Many political analysts expected that Russia will not come back on track after the collapse of the Soviet Union in 1991. However, as Vladimir Putin became on the helm of the Russian state, he vigorously attempted to regain the international standing the Soviet nation used to have in the last century as a major power.

To the chagrin of the United States (US), Putin has arguably helped Russia to rise in the world again, having regained its prominent role on the international arena. No wonder then that he was elected by the Time magazine as the most influential international figure in the year 2007, despite the fact that he will leave office this year.

In what was considered as a step toward achieving this goal, the Russian government has been trying to expand its influence on Europe by tightening its grip on energy sources of the old continent.

Consequently, the Russian officials have succeeded at last to sign a landmark agreement with Kazakhstan and Turkmenistan by virtue of which the main pipeline connecting natural gas from those two countries to Europe will pass through the Russian territories.
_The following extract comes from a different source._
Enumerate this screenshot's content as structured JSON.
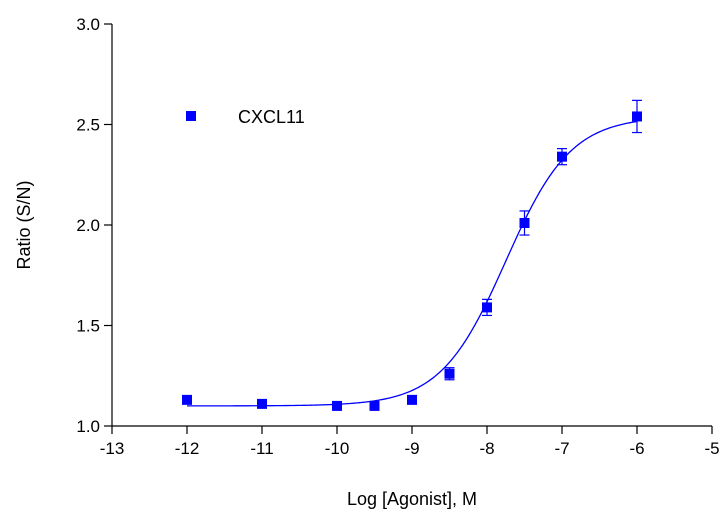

The agreement is widely viewed as an astounding victory for Moscow over Western European capitals and the US, which tried to make the vital pipeline pass beneath the Caspian Sea then to Turkey, far removed from the Russian territories.
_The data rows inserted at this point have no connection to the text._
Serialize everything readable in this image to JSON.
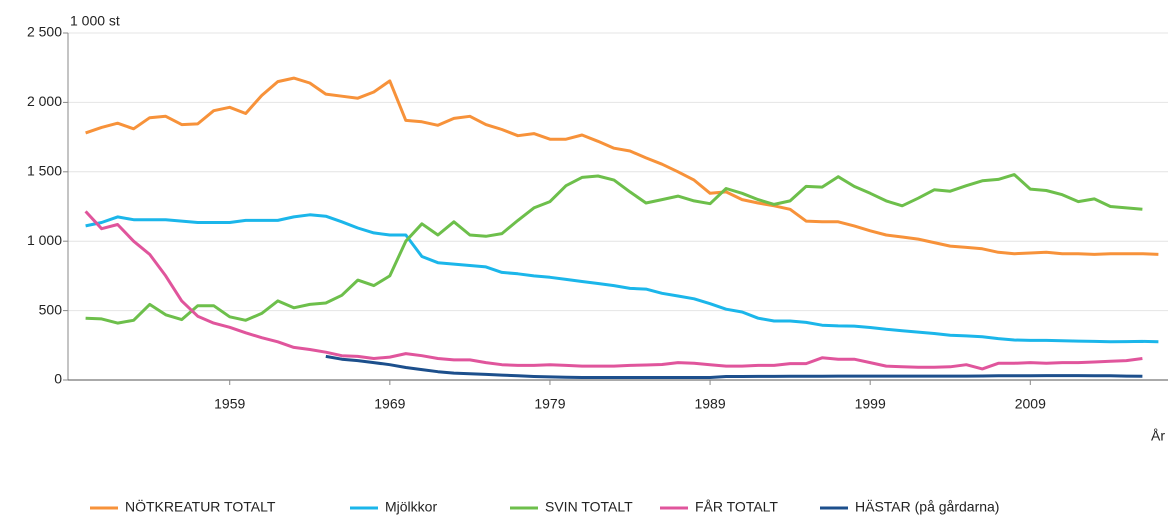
{
  "chart_data": {
    "type": "line",
    "y_unit_label": "1 000 st",
    "x_label": "År",
    "x": [
      1950,
      1951,
      1952,
      1953,
      1954,
      1955,
      1956,
      1957,
      1958,
      1959,
      1960,
      1961,
      1962,
      1963,
      1964,
      1965,
      1966,
      1967,
      1968,
      1969,
      1970,
      1971,
      1972,
      1973,
      1974,
      1975,
      1976,
      1977,
      1978,
      1979,
      1980,
      1981,
      1982,
      1983,
      1984,
      1985,
      1986,
      1987,
      1988,
      1989,
      1990,
      1991,
      1992,
      1993,
      1994,
      1995,
      1996,
      1997,
      1998,
      1999,
      2000,
      2001,
      2002,
      2003,
      2004,
      2005,
      2006,
      2007,
      2008,
      2009,
      2010,
      2011,
      2012,
      2013,
      2014,
      2015,
      2016,
      2017
    ],
    "xlim": [
      1948.9,
      2017.6
    ],
    "xticks": [
      1959,
      1969,
      1979,
      1989,
      1999,
      2009
    ],
    "ylim": [
      0,
      2500
    ],
    "yticks": [
      0,
      500,
      {
        "value": 1000,
        "label": "1 000"
      },
      {
        "value": 1500,
        "label": "1 500"
      },
      {
        "value": 2000,
        "label": "2 000"
      },
      {
        "value": 2500,
        "label": "2 500"
      }
    ],
    "grid": true,
    "legend": "bottom",
    "series": [
      {
        "name": "NÖTKREATUR TOTALT",
        "color": "#f7923a",
        "values": [
          1780,
          1820,
          1850,
          1810,
          1890,
          1900,
          1840,
          1845,
          1940,
          1965,
          1920,
          2050,
          2150,
          2175,
          2140,
          2060,
          2045,
          2030,
          2075,
          2155,
          1870,
          1860,
          1835,
          1885,
          1900,
          1840,
          1805,
          1760,
          1775,
          1735,
          1735,
          1765,
          1720,
          1670,
          1650,
          1600,
          1555,
          1500,
          1440,
          1345,
          1355,
          1300,
          1275,
          1255,
          1230,
          1145,
          1140,
          1140,
          1110,
          1075,
          1045,
          1030,
          1015,
          990,
          965,
          955,
          945,
          920,
          910,
          915,
          920,
          910,
          910,
          905,
          910,
          910,
          910,
          905
        ]
      },
      {
        "name": "Mjölkkor",
        "color": "#1bb6ea",
        "values": [
          1110,
          1135,
          1175,
          1155,
          1155,
          1155,
          1145,
          1135,
          1135,
          1135,
          1150,
          1150,
          1150,
          1175,
          1190,
          1180,
          1140,
          1095,
          1060,
          1045,
          1045,
          890,
          845,
          835,
          825,
          815,
          775,
          765,
          750,
          740,
          725,
          710,
          695,
          680,
          660,
          655,
          625,
          605,
          585,
          550,
          510,
          490,
          445,
          425,
          425,
          415,
          395,
          390,
          388,
          378,
          365,
          355,
          345,
          335,
          322,
          318,
          312,
          298,
          288,
          285,
          285,
          283,
          280,
          278,
          275,
          277,
          278,
          275
        ]
      },
      {
        "name": "SVIN TOTALT",
        "color": "#6dbf4b",
        "values": [
          445,
          440,
          410,
          430,
          545,
          470,
          435,
          535,
          535,
          455,
          430,
          480,
          570,
          520,
          545,
          555,
          610,
          720,
          680,
          750,
          1000,
          1125,
          1045,
          1140,
          1045,
          1035,
          1055,
          1150,
          1240,
          1285,
          1400,
          1460,
          1470,
          1440,
          1355,
          1275,
          1300,
          1325,
          1290,
          1270,
          1380,
          1345,
          1300,
          1265,
          1290,
          1395,
          1390,
          1465,
          1395,
          1345,
          1290,
          1255,
          1310,
          1370,
          1360,
          1400,
          1435,
          1445,
          1480,
          1375,
          1365,
          1335,
          1285,
          1305,
          1250,
          1240,
          1230,
          null
        ]
      },
      {
        "name": "FÅR TOTALT",
        "color": "#e0559c",
        "values": [
          1215,
          1090,
          1120,
          1000,
          905,
          750,
          570,
          460,
          410,
          380,
          340,
          305,
          275,
          235,
          220,
          200,
          175,
          170,
          155,
          165,
          190,
          175,
          155,
          145,
          145,
          125,
          110,
          105,
          105,
          110,
          105,
          100,
          100,
          100,
          105,
          108,
          112,
          125,
          120,
          110,
          100,
          100,
          105,
          105,
          118,
          118,
          160,
          150,
          150,
          125,
          100,
          95,
          92,
          92,
          95,
          110,
          80,
          120,
          120,
          125,
          120,
          125,
          125,
          130,
          135,
          140,
          155,
          null
        ]
      },
      {
        "name": "HÄSTAR (på gårdarna)",
        "color": "#1c4f8c",
        "values": [
          null,
          null,
          null,
          null,
          null,
          null,
          null,
          null,
          null,
          null,
          null,
          null,
          null,
          null,
          null,
          170,
          150,
          140,
          125,
          110,
          90,
          75,
          60,
          50,
          45,
          40,
          35,
          30,
          25,
          22,
          20,
          18,
          18,
          18,
          18,
          18,
          18,
          18,
          18,
          18,
          25,
          25,
          26,
          26,
          27,
          27,
          27,
          28,
          28,
          28,
          28,
          28,
          28,
          28,
          28,
          28,
          29,
          30,
          31,
          31,
          32,
          32,
          32,
          31,
          30,
          28,
          27,
          null
        ]
      }
    ]
  }
}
“We have about ten quite large private oil companies… Nobody is going to nationalize them, nobody is going to interfere with their activities. They are going to develop according to market conditions like private companies.”

Europe consumes about 500 billion cubic meter of natural gas annually, 30 percent of which is imported from Russia. As Russia was unable to secure more natural gas supplies for Western European capitals, their eyes were set on Turkmenistan and Kazakhstan as alternative suppliers. Turkmenistan intends to increase its annual production of natural gas to 120 billion cubic meters by 2010, while Kazakhstan vowed to raise its annual production to 45 billion cubic meters.

The new pipeline, which is expected to be completed by 2010, will increase the size of European natural gas imports from Central Asia from 55 billion cubic meters to 75-85 billion cubic meters annually. This, as a matter of fact, will further extend Russia’s influence on European politics.